Columbus, Ohio (PRWEB) August 01, 2013
For over 35 years, line dance choreographers have been helping white people dance....but Achy Breaky Heart (Billy Ray Cyrus), the song that kicked this modern dance trend into high gear in 1992 is no longer heard anywhere near a line dance floor. In fact, even recent hits like Need You Now (Lady Antebellum) which filled dance floors around the world throughout 2010 is rarely heard today. This week Robin Thicke's Blurred Lines can be heard daily with over 20 dances choreographed to date, and no doubt more to come. Even more amazing is that these dances are coming from four different continents. At the same time, the country song Cruise by Florida Georgia Line only has ten dances written for it. Both songs have been enjoying chart topping weeks in their respective genres and both have catchy danceable rhythms. But the pop song is getting twice as much attention!

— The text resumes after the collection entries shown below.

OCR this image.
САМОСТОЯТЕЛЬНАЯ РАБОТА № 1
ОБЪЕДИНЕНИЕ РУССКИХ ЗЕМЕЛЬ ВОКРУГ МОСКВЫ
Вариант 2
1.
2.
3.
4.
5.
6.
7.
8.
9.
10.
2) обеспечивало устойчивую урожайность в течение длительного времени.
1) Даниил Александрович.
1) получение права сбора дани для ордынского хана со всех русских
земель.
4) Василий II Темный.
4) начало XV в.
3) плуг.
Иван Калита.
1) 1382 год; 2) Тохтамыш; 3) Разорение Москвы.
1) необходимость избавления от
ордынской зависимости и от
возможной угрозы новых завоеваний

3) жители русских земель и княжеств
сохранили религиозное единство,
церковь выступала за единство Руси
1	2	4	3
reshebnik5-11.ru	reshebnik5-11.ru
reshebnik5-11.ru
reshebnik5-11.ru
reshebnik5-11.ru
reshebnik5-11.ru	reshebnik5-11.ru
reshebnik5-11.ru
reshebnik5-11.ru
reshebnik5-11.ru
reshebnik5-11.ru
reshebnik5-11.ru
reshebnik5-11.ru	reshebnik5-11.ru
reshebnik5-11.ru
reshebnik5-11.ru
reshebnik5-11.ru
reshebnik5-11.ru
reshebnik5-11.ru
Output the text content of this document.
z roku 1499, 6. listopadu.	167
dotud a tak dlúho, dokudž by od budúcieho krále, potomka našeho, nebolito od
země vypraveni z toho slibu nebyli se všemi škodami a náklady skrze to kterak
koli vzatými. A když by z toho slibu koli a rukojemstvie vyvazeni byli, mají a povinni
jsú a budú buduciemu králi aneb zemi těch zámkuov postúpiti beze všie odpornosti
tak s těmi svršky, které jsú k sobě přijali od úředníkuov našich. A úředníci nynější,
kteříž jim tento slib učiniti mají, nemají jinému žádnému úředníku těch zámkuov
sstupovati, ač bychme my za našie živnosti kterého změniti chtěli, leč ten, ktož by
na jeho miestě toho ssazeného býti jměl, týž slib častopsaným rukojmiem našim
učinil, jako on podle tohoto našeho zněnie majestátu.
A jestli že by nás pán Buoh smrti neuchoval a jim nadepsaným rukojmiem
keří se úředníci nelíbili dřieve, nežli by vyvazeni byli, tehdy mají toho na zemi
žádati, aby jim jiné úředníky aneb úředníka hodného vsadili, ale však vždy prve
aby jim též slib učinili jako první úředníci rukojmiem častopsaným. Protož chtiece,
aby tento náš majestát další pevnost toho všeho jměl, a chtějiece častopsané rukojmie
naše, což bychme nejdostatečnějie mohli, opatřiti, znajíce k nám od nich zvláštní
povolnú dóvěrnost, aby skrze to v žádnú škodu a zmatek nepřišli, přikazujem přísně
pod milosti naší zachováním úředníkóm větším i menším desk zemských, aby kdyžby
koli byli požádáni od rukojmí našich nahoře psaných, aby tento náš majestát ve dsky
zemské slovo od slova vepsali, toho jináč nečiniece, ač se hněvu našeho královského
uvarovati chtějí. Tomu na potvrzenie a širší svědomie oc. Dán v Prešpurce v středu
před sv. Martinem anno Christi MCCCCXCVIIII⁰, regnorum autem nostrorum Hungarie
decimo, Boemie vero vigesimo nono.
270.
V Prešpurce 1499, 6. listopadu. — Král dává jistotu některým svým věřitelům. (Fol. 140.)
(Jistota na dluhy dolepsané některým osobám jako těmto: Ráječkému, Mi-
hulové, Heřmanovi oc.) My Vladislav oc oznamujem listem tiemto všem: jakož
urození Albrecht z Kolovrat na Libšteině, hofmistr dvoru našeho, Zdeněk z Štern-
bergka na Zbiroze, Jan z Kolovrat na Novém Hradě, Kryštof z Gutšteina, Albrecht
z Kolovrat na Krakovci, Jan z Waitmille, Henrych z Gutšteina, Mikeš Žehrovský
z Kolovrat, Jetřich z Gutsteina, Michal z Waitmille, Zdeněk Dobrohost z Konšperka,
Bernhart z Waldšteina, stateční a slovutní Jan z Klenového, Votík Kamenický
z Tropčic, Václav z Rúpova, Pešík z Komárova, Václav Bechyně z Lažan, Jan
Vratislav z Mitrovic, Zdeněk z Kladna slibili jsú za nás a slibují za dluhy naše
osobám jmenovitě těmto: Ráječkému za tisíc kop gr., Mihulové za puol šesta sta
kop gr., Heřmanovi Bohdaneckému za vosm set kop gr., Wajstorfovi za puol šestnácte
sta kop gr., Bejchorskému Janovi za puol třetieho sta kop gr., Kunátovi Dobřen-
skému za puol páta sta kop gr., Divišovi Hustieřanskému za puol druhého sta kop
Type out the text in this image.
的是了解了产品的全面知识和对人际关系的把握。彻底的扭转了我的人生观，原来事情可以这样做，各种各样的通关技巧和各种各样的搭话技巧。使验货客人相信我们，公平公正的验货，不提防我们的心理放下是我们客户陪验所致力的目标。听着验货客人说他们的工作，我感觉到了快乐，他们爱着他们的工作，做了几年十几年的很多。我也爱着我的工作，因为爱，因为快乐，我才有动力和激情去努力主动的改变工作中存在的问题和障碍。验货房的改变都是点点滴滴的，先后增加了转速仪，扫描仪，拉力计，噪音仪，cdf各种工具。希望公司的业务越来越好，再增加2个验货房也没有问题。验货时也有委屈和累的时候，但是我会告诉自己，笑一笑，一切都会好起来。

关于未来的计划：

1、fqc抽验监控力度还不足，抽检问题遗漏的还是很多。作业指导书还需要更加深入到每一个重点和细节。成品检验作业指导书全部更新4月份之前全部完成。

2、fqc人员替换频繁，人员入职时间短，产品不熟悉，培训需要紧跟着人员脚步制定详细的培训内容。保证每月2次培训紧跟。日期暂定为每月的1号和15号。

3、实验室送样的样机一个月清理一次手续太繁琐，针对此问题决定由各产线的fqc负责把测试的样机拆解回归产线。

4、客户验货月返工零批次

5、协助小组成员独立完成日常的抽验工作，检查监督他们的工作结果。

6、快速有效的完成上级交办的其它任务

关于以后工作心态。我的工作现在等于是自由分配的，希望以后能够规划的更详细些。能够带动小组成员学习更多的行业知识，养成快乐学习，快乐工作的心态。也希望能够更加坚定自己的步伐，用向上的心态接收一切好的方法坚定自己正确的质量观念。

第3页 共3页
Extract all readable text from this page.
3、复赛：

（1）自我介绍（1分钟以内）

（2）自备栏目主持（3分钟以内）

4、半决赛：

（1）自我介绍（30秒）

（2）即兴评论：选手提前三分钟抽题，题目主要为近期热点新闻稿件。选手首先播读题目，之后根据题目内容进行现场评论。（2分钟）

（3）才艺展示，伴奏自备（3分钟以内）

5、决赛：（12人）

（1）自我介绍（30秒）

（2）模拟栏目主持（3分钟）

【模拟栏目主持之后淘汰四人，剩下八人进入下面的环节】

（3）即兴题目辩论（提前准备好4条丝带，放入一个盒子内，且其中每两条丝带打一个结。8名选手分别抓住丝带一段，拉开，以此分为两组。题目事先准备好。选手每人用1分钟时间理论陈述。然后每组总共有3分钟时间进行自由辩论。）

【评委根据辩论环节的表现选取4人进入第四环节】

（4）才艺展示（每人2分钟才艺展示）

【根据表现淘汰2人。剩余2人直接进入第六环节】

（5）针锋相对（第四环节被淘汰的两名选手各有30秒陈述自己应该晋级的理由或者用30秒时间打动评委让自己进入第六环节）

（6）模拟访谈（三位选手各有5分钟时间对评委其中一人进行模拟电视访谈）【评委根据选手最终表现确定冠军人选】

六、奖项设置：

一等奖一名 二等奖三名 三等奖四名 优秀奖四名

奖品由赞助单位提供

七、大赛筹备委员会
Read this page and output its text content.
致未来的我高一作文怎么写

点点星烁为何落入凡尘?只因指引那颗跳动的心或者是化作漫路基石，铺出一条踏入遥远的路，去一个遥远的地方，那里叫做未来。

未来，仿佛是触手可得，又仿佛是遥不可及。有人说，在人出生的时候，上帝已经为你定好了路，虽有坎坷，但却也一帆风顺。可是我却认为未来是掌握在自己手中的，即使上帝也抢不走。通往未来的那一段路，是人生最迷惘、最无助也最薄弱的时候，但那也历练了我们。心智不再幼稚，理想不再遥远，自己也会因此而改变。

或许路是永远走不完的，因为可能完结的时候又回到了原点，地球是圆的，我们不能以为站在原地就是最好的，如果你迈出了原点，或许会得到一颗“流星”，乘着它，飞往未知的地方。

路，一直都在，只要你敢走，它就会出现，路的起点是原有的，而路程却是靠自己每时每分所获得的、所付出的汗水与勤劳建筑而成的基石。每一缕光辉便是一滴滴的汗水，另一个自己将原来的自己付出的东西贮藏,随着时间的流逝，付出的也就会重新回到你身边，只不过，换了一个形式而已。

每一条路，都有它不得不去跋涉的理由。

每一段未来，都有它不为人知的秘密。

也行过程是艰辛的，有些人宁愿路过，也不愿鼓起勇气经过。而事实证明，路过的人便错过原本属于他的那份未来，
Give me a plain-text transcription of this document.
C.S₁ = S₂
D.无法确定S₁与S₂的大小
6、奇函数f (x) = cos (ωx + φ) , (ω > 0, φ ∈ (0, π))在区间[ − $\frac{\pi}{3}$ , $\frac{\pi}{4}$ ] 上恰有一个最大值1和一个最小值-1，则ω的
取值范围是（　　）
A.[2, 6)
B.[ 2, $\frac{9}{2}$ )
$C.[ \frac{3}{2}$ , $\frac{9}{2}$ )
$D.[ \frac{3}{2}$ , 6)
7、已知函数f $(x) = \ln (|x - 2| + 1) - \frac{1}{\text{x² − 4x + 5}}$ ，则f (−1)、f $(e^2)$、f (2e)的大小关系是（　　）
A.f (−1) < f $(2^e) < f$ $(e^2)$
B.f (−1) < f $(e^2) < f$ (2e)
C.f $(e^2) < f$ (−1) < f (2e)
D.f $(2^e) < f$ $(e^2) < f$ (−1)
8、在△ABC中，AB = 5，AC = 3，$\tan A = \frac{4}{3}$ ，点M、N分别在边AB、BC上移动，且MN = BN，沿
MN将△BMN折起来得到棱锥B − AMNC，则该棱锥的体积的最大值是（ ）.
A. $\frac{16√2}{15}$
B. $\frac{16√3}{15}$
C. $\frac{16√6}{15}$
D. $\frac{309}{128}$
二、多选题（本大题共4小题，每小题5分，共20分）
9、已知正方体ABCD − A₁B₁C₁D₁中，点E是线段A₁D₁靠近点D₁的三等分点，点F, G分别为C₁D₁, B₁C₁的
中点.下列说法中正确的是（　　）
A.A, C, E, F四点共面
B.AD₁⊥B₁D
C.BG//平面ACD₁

Line dancing began moving toward non-country songs by the end of the 90's and continued exploring more and more rhythms throughout the 00's. In the last five years, the country music industry took a financial hit with the advent of digital music and youtube...at the same time they were integrating southern rock rhythms into their hits, leaving line dancers very bored with the options. Most dancers left the sport as bars changed formats and eliminated their dance floors. Those that stayed were excited by Lady Gaga, Adele, Pink, Bruno Mars and other superstars of pop music, as well as lesser known artists that understood dance rhythms, like Imelda May and Chayanne. And then slowly some country artists reappeared who seemed to understand how to play danceable music, including Zac Brown and Billy Currington.
Today, the music selections are getting more exciting every day on both the country and pop charts. But most dedicated line dancers find most of their time on the dance floor enjoying tracks from little known artists from Europe and Latin America and indy artists from the U.S.
LineLessons.com helps dancers discover the music that makes them move, while teaching them the moves that most choreographers use in the popular dances. Lessons are organized by learning level so a dancer progresses at their own pace, enjoying new music as they advance. As the leader in e-learning for line dancers, the site stays current with dance and music trends as well as best practices for achieving health and wellness through dancing.
Author and dance instructor Edie Driskill has merged her publishing background with her love of dancing to create LineLessons.com. She brought together educational, dance, fitness, web and design experts to package a site that new dancers and new web users would find friendly. The site delivers instruction through streaming video from a dedicated server in views that students can see from across the room while dancing. Students are encouraged to manage their own progress and advance at a pace that is comfortable.